A bruxinha, essa vestia sempre de negro, uma túnica que quase lhe chegava aos pés e um chapéu de alto bico que, dada a sua tenra idade, lhe tombava para o lado, sem, porém, nunca lhe ter caído.
Cavalgava, não uma vassoura de piaçaba, mas um modelo mais recente, semi-a-jacto, que seus pais lhe haviam dado pelo seu último aniversário.

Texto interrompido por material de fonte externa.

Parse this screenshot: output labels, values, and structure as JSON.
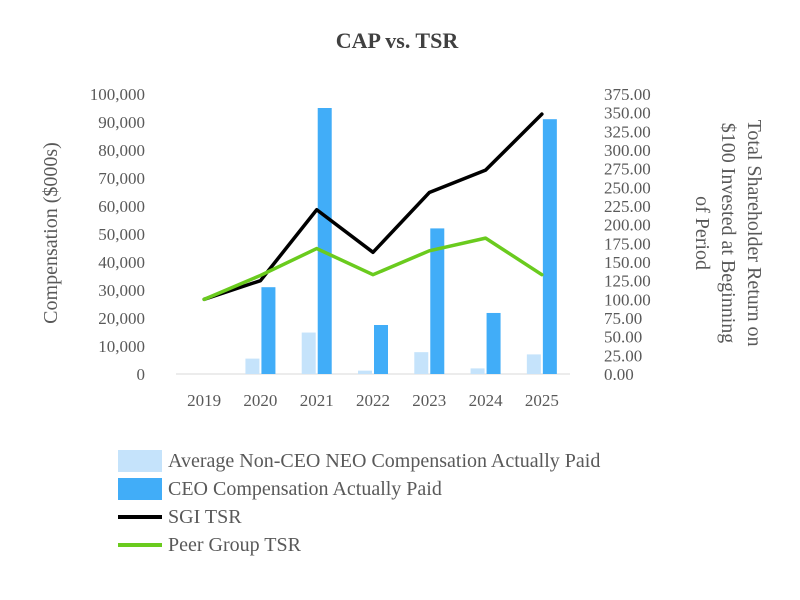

Saladina, a bruxa, e Gilda, a fada, voavam por entre as árvores sem lhes tocar, faziam piruetas de sobe-e-desce, e passavam tangentes às corujas e às andorinhas sem nunca, mas nunca, terem tido o menor acidente.
Quando, porém, chegou o dia de frequentarem as respectivas escolas, cada uma seguiu o seu caminho e o tempo para as brincadeiras acabou-se para tristeza de ambas. E nunca mais Saladina viu Gilda. E nunca mais Gilda viu Saladina.
Os anos foram passando, no calendário das bruxas e das fadas, que por acaso é o mesmo, até que um dia Saladina completou o décimo segundo ano e teve de escolher uma profissão: queria ser doutora, mas doutora-médica.
Os pais pasmaram com tamanha pretensão.
.Que bruxa és tu, minha filha! . dizia o pai.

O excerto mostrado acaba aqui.